Bilateral vocal cord paralysis is the most common reason of stridor, which can be detected with the laryngoscopy, it is the predictor that high-pitched sounds occasionally when agitated in normal life for PD to exposed to stridor . The pathogenesis of vocal cord paralysis may involve in the degeneration of the nucleus ambiguous, which has been demonstrated in patients with multiple system atrophy .
Laryngeal spasm is the second reason for stridor, striated muscles of the upper airway are invariably involved in the involuntary movement characteristic of PD, moreover, copious oral secretion, can trigger laryngospasm .
The rare cause of stridor is the dystonia of the pharyngeal, jaw, and neck muscles.
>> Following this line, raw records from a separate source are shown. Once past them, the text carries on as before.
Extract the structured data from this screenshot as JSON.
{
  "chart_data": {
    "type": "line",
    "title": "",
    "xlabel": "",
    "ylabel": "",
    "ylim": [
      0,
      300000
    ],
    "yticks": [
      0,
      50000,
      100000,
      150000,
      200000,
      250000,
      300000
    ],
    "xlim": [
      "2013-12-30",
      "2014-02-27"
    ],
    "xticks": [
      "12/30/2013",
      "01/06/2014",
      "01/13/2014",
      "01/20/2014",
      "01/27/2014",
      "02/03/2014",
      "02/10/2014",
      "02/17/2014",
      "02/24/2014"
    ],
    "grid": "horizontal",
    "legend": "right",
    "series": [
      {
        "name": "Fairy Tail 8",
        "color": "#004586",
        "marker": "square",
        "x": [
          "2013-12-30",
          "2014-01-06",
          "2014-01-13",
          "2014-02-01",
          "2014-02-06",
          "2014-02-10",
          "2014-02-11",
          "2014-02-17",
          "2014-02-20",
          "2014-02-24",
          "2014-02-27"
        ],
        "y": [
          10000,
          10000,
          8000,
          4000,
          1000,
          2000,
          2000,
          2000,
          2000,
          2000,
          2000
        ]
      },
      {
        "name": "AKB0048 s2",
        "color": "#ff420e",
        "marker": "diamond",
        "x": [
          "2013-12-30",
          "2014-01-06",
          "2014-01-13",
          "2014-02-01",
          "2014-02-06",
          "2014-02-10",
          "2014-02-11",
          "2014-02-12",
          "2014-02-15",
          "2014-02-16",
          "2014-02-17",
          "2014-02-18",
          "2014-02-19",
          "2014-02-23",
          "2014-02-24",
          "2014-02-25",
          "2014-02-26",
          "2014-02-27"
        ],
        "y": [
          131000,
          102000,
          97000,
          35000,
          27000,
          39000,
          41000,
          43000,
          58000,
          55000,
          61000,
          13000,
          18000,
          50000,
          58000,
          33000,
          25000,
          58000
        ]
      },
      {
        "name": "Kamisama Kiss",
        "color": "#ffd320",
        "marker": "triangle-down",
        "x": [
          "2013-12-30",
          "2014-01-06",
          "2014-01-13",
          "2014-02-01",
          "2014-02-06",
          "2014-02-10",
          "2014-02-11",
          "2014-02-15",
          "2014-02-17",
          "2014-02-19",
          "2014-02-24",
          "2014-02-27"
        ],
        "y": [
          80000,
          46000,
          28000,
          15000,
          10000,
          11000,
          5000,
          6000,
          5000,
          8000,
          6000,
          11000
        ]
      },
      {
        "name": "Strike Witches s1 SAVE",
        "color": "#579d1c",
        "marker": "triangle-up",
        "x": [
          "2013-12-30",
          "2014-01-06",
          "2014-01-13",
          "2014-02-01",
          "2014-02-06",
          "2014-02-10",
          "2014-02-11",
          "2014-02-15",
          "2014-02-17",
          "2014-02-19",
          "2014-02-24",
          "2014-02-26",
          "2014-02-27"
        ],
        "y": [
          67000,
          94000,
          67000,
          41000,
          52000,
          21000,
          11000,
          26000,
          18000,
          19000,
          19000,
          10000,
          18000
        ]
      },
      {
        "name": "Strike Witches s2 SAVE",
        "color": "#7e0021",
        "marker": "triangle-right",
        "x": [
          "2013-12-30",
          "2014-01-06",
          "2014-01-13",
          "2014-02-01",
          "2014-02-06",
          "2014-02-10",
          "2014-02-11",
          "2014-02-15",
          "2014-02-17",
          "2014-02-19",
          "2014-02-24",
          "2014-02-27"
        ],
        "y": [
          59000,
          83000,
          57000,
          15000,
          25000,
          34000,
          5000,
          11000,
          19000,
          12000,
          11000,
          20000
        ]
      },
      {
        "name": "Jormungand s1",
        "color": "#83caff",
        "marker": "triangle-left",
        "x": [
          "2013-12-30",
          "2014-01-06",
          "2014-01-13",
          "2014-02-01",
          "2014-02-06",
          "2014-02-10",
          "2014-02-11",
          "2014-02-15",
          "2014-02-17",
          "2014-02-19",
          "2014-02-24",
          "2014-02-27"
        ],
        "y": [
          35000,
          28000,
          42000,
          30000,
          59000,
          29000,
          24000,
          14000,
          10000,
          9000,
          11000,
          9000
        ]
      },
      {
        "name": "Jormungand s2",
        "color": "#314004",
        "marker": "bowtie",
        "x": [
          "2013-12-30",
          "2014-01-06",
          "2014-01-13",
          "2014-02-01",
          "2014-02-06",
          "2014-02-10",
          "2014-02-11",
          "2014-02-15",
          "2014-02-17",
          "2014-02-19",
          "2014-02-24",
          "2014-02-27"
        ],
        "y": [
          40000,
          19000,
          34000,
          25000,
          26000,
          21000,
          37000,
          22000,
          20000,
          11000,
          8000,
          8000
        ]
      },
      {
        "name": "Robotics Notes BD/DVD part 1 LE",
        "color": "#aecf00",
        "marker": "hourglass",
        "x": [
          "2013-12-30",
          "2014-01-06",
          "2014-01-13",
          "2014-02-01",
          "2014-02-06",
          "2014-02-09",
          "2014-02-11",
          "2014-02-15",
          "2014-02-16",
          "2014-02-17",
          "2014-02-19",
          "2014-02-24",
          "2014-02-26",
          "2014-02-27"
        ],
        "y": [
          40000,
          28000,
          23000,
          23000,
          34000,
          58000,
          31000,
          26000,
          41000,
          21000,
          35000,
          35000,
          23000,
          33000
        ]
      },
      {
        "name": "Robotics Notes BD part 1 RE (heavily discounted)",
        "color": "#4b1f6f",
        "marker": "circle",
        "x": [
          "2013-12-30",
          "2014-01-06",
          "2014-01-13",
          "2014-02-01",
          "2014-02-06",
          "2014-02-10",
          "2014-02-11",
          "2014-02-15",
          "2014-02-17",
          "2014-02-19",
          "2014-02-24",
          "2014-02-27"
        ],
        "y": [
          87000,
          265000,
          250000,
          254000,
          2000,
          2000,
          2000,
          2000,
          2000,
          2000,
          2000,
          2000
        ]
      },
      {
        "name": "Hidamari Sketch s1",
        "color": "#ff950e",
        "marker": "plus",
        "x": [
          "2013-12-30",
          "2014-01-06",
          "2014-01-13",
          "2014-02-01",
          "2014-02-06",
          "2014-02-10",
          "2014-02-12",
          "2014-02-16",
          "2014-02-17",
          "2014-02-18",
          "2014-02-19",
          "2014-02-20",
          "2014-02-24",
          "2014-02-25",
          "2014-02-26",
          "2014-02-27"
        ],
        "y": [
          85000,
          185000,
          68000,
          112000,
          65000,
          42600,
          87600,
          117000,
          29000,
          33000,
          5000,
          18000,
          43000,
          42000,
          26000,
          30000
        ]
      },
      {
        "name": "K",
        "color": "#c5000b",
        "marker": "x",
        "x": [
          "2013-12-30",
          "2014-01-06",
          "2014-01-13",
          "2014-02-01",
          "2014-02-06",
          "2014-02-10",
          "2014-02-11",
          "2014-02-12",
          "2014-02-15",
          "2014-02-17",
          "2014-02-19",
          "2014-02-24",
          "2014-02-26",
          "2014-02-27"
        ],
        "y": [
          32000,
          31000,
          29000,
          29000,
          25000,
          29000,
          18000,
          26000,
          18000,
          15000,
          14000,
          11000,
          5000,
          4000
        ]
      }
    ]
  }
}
In our case, the stridor associated with dyskinesia of limb mostly due to the above reasons and abnormal thoraco-abdominal movements.
When the emergence of respiratory dyskinesia, especially severe stridor in acute setting, the priority management is secure airway quickly and safely, intubation and tracheostomy are often indicated [15,17]. Secondly, respiratory dyskinesia can be disappeared with titrated haloperidol which is a butyrophenone neuroleptic that acts via competitive blockade of D2 family receptors on basal ganglia post-synaptic neurons . Thirdly, respiratory dyskinesia can be resolved with reduction or minimization of levodopa and administration of dopamine agonist . Lastly, respiratory dyskinesia can be also treated with surgery operation, such as GPI-DBS  and STN-DBS , Surprisingly, respiratory dyskinesia can happen post-operation of DBS .
In conclusion, the mechanism of respiratory dyskinesia of PD is not unclear, we will insist on studying this item on the future days.